Luego escuché cómo Beth, decepcionada, agregó: «¡No puedo ser su madre! Lo intenté, pero nunca me aceptará».
Ese fue el momento en que ya no pude quedarme callada. Me levanté y fui al salón, sin prestar atención a sus amigas. Beth se quedó en silencio en cuanto me vio.

«Sabes», le dije, «tienes razón en algo. No mereces mi respeto».
Ella abrió la boca para decir algo, pero yo continué: «Te presentas como una víctima, como si no pudieras dejar el pasado atrás, pero en realidad nunca intentaste entenderme. No me respetaste, Beth».
Estaba sentada, pálida como una pared. Sus amigas estaban calladas, claramente sin saber qué hacer.

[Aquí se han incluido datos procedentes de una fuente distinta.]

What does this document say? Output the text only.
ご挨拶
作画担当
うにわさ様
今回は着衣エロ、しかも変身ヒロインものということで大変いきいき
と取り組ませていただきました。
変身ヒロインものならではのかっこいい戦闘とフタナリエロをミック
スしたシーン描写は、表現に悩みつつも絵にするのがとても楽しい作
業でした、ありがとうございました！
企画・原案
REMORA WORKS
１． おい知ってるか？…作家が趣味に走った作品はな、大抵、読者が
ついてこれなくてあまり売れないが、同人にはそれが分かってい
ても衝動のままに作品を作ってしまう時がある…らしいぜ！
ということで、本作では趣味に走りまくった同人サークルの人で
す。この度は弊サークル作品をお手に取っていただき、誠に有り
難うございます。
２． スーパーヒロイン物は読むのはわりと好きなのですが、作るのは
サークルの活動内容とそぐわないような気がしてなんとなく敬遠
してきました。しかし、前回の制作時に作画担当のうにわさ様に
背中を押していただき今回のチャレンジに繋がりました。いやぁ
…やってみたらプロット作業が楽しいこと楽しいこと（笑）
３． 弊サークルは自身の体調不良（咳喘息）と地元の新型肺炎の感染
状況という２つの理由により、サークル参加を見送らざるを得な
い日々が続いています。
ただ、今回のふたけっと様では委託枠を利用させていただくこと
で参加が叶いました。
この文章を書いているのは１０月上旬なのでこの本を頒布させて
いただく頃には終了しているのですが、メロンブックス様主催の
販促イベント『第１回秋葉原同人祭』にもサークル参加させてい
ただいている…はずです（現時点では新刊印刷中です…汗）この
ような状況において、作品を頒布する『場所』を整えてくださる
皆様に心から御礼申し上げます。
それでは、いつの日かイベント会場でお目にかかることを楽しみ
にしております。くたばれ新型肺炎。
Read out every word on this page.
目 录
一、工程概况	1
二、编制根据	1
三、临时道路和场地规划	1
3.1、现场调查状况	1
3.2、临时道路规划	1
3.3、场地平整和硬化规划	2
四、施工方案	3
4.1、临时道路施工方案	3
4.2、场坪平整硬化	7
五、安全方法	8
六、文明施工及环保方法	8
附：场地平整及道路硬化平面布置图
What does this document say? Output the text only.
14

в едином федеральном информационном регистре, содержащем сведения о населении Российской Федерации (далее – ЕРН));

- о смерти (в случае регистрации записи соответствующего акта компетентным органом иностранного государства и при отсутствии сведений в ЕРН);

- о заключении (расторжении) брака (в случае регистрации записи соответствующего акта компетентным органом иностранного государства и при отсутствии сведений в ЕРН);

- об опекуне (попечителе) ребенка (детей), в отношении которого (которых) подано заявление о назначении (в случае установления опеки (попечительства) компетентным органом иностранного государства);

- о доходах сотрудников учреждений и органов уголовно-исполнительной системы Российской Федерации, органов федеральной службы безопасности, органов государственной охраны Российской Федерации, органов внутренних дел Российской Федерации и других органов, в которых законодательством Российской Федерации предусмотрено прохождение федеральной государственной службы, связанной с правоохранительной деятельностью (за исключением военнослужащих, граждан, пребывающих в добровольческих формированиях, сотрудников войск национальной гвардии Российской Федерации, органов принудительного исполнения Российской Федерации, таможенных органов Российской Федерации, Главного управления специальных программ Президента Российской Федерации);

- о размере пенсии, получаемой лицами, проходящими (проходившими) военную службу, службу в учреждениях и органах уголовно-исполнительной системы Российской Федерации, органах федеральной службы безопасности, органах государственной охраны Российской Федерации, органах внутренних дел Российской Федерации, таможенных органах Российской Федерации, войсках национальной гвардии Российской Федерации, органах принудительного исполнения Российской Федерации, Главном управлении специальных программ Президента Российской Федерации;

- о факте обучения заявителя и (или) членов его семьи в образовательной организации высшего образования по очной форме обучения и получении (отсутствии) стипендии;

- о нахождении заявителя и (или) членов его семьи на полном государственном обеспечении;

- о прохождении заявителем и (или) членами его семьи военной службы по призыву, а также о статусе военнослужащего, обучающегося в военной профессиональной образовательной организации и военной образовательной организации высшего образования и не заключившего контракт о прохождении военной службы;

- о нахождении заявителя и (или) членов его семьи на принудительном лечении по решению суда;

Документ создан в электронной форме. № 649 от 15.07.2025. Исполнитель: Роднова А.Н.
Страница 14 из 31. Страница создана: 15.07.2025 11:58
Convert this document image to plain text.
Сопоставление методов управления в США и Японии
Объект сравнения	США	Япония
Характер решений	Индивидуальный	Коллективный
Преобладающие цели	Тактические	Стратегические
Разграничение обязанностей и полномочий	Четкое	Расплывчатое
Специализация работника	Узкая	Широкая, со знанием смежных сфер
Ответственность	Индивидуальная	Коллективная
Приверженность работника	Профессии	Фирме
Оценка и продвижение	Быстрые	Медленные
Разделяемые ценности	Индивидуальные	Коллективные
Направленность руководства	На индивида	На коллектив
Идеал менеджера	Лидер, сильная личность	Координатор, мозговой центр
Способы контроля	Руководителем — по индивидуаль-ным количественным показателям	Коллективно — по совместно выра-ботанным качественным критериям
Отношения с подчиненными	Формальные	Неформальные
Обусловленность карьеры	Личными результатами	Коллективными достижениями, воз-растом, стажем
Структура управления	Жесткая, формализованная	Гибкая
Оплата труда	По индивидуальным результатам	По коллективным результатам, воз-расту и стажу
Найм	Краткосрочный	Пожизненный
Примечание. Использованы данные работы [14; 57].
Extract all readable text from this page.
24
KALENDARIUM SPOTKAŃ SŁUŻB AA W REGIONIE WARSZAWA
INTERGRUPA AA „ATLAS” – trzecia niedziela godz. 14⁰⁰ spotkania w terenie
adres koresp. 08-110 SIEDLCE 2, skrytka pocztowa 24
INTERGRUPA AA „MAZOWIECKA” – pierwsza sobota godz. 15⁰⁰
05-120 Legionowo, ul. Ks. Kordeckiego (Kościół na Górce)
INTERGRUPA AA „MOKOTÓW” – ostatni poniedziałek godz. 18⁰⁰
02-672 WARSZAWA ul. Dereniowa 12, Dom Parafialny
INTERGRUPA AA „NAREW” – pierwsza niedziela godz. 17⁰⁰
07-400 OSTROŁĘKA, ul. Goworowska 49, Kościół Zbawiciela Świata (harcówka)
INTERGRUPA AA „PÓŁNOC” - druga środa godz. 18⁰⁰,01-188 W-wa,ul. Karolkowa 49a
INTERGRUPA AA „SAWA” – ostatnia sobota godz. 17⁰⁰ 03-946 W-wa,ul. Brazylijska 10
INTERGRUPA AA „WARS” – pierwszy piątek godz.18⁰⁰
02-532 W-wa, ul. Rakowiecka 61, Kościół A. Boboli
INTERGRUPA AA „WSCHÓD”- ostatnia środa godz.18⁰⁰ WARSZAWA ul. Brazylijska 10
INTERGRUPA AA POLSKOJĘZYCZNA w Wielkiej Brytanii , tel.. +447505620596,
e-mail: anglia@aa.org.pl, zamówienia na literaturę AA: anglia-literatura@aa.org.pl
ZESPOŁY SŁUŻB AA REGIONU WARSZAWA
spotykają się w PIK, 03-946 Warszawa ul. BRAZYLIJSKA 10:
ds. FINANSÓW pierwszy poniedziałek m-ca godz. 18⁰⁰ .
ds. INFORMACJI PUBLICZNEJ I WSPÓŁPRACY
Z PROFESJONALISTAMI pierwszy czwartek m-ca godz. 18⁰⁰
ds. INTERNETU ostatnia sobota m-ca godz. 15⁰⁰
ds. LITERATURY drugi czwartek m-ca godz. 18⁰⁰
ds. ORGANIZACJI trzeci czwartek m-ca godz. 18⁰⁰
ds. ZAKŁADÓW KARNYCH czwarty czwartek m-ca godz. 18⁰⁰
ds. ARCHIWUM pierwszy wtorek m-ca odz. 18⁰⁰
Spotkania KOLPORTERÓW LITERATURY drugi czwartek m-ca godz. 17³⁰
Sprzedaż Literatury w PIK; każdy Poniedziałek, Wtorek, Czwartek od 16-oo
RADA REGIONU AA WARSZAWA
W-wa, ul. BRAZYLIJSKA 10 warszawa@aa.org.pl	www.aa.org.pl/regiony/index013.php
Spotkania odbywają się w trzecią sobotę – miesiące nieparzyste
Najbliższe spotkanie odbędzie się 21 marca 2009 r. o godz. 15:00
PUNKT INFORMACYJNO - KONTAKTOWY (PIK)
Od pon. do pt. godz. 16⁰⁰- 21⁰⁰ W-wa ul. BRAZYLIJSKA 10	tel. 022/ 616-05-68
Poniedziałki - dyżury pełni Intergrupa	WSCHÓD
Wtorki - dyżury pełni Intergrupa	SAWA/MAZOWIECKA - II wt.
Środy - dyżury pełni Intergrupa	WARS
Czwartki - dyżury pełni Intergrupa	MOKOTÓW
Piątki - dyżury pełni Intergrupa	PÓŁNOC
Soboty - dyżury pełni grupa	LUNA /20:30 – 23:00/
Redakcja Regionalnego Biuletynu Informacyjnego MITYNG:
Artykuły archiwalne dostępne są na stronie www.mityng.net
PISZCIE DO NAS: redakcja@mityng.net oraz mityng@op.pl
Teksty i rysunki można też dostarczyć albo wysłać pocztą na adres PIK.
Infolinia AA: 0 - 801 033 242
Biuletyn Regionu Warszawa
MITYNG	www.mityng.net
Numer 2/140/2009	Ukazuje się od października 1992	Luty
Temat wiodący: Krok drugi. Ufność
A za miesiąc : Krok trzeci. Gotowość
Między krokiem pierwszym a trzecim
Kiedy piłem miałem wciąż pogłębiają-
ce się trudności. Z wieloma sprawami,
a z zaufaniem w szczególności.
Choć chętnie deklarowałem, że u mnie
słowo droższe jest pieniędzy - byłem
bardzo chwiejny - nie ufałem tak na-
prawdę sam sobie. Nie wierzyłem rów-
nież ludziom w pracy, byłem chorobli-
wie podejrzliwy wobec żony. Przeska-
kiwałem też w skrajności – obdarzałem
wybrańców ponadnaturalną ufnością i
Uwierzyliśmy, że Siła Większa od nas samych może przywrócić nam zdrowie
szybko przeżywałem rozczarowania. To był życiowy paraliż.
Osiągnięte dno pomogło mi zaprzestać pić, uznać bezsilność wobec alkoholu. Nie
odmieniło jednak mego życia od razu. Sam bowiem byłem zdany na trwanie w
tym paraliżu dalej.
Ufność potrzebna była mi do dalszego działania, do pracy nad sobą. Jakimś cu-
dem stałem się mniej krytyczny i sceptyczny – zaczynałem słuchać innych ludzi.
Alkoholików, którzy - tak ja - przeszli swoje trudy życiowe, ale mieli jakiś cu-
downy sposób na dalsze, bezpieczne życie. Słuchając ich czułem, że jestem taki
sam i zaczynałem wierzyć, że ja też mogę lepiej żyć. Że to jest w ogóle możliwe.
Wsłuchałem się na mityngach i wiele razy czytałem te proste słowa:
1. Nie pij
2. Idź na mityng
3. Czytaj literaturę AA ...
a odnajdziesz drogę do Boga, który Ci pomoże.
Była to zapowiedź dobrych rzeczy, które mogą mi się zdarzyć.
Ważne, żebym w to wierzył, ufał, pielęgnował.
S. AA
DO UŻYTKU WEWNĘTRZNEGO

«Megan… simplemente…» —empezó, pero la interrumpí: «No puedes entender que no quiero que reemplaces a mi madre. Nunca te pedí eso. Todo lo que quería era honestidad y respeto. Siempre trataste de manipularme».
Mis palabras flotaron en el aire. Vi que Beth tenía dificultades para responder, aún no podía comprender lo que estaba diciendo.
«Juegas tus juegos, y yo no quiero participar en ellos. Traté de ser honesta contigo, pero no querías verlo.» La miré fijamente a los ojos. «No necesito que seas mi madre. Necesito que simplemente seas honesta y me respetes».

Trató de justificarse, pero no la dejé: «Siempre intentaste manipularme, y no voy a permitir que lo hagas más».
La habitación quedó en silencio. Beth estaba sentada con la mirada vacía, y sus amigas nos miraban, sorprendidas, sin saber qué hacer.
«¿Quieres saber por qué no te dejé entrar en mi vida?» —hice una pausa. «Porque siempre buscaste sacar algo de nuestra relación, y yo no quiero ser parte de eso».
Me di vuelta y salí de la habitación, dejándola en silencio. Ya no me sentía culpable por el cambio en nuestra relación. No me arrepentía de haber dicho lo que pensaba. Fue un momento de liberación.
Comprendí que nuestra relación con Beth ya no sería la misma. Y eso me agradaba por completo.